A one-page PHR reference: exam facts plus the HR knowledge you must know. Use it for final review. Confirm all current details on the HRCI certification page.
Exam facts
| Item | Detail |
|---|---|
| Questions | 115 (90 scored + 25 pretest) |
| Time | 2 hours, at Pearson VUE |
| Pass mark | Not published (scaled score) |
| Cost | ~US$395 exam + US$100 application (approximate) |
| Eligibility | HR experience required (1 yr + master’s / 2 yrs + bachelor’s / 4 yrs no degree) |
| Validity | 3 years (60 recertification credits to renew) |
The five domains (HRCI)
- Employee and Labor Relations (39%) - relations, performance, discipline, US labor law.

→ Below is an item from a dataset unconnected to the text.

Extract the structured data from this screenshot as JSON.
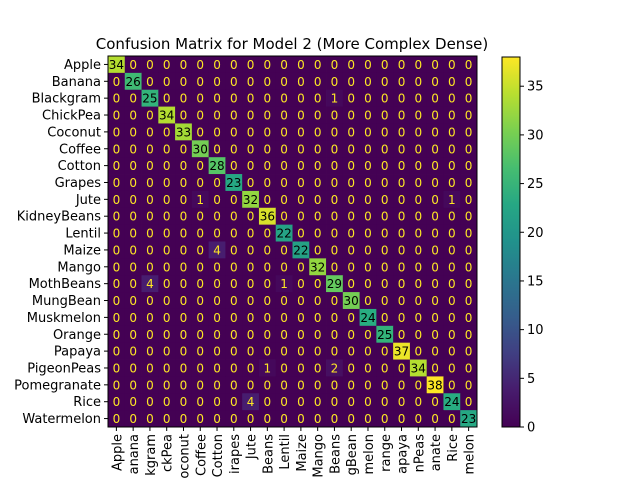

- Business Management (20%) - HR’s role, compliance, risk, ethics, metrics.
- Talent Planning and Acquisition (16%) - workforce planning, sourcing, recruiting, onboarding.
- Total Rewards (15%) - compensation, benefits, pay compliance.
- Learning and Development (10%) - training, development, performance support.
PHR vs SHRM-CP (know the difference)
- PHR (HRCI) - requires HR experience; technical and operational; strong US employment-law base.
- SHRM-CP (SHRM) - no experience requirement; emphasises behavioural competencies and situational judgement.
- Pick by your experience and which credential your target employers ask for.
Core areas to know
- US labor and employment law - underpins the largest domain.
- Employee relations - engagement, performance management, discipline.
- Compliance and risk - HR’s duty to keep the organisation compliant.
- Total rewards - how compensation and benefits structures work.
- HR metrics - measuring HR’s contribution to the business.
Common traps
- Spreading time evenly instead of front-loading Employee and Labor Relations (39%).
- Preparing as if it were the behavioural SHRM-CP rather than an operational exam.
- Assuming no experience is needed - HRCI requires HR experience to qualify.